Kotan Code 枯淡コード

In search of simple, elegant code

Menu Close

Regular Expressions and Parsing in Scala

Last night I was messing around with some code and I wanted to rip a couple of pieces of information out of a free-from string. This is typically where people reach for regular expressions. Not me, though.

No, my experience with regular expression support and parsing in other languages like C# and Java has left a terrible taste in my mouth. I hate it. When I want to parse stuff, I want to use pattern matching and rich syntax like I can get from languages like F# or Scala.

This made me wonder if Scala didn’t make regex parsing easier. Turns out, it makes it brain-dead simple with the clever use of the concept of an unapply. The same capability that makes Scala so good at constructing, zipping, and traversing list structures also makes it just as good at cracking apart structures into their component parts.

As a sample, I created a simple string in Scala and then put the “.r” postfix on it, turning it into a regular expression:

scala> val zombieLog = """(d\+) zombies spotted in (\w+).""".r

This created a regular expression with two groups.

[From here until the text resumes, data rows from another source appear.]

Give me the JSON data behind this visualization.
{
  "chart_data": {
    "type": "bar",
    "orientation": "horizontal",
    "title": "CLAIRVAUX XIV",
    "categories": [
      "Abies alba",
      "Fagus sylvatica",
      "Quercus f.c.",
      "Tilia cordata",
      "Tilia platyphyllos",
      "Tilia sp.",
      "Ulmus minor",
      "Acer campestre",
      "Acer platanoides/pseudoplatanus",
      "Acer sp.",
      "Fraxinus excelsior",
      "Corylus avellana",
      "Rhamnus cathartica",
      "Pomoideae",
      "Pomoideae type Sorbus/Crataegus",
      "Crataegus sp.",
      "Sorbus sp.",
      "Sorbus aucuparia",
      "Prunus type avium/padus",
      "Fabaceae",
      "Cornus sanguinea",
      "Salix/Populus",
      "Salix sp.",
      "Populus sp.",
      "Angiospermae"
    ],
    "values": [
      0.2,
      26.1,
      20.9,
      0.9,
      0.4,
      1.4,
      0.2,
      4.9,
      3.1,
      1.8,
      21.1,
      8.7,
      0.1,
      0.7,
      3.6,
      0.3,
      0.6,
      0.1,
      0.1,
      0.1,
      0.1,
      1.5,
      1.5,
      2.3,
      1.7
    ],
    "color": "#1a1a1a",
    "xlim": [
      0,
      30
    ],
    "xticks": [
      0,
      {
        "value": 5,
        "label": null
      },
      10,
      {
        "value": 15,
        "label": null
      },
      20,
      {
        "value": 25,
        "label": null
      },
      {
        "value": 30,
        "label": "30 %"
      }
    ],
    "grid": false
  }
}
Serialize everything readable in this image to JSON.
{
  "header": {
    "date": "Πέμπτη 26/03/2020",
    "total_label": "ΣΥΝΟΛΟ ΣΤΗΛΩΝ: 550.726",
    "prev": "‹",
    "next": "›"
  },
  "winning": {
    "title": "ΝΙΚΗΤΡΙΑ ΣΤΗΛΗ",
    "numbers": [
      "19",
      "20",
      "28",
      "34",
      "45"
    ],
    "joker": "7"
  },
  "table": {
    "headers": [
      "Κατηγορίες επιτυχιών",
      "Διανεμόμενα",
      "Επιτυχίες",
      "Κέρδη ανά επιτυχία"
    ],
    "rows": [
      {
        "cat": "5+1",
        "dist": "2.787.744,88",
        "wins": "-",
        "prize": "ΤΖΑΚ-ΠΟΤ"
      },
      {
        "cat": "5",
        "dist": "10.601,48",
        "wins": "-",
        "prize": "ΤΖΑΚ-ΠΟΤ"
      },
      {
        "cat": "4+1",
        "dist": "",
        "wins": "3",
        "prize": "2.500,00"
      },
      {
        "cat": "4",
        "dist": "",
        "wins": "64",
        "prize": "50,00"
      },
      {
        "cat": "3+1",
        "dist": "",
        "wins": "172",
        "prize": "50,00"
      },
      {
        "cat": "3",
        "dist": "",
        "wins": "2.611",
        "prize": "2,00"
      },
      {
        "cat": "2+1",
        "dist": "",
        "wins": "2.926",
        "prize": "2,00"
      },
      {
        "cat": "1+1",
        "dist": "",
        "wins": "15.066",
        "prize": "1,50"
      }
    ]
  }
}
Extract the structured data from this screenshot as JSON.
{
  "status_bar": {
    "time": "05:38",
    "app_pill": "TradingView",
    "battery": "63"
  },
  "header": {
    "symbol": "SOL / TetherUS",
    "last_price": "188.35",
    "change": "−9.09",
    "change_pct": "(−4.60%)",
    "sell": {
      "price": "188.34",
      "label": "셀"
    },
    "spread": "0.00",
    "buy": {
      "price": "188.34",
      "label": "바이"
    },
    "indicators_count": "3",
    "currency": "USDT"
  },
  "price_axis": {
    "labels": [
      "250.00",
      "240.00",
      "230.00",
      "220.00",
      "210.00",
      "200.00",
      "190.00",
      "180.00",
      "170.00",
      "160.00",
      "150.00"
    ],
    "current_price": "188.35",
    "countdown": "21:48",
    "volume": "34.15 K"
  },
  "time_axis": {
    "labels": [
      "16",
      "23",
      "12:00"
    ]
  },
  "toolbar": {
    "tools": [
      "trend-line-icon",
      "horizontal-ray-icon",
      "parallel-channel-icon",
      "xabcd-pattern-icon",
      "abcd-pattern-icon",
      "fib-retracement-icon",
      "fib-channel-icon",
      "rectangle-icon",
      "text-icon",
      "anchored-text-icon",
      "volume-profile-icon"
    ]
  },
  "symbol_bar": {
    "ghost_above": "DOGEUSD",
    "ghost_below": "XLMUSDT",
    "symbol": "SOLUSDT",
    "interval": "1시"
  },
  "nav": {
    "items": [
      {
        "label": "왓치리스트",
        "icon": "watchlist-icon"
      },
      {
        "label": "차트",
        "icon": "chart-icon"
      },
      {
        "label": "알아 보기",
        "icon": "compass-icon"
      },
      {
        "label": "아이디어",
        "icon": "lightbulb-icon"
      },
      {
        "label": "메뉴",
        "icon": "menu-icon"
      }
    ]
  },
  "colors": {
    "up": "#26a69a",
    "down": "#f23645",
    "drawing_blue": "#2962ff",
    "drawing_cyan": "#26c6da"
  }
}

If you’re used to doing this kind of thing in Java or C# then you’re probably thinking that you now need to write 10 lines of code to set up the regex compiler, call some method to feed the string into the regex compiler, then access groups by numeric, 0-based indexes.

Fortunately, this is Scala and more often than not, things suck less in Scalaville.

First, I’ll create an input string that I want to crack apart with my regex:

scala> val inputText = "200 zombies spotted in Mexico."

Now I’ll use unapply and syntactic sugar and Scala goodness to pull out the right values:

scala> val zombieLog(zombieCount, location) = inputText // UNAPPLY magic
zombieCount: String = 200
location: String = Mexico

And that’s it, Bob’s your uncle. With the plethora of online regular expression builders available, it should only take you a few minutes to create the regex you need and slap it into your Scala code.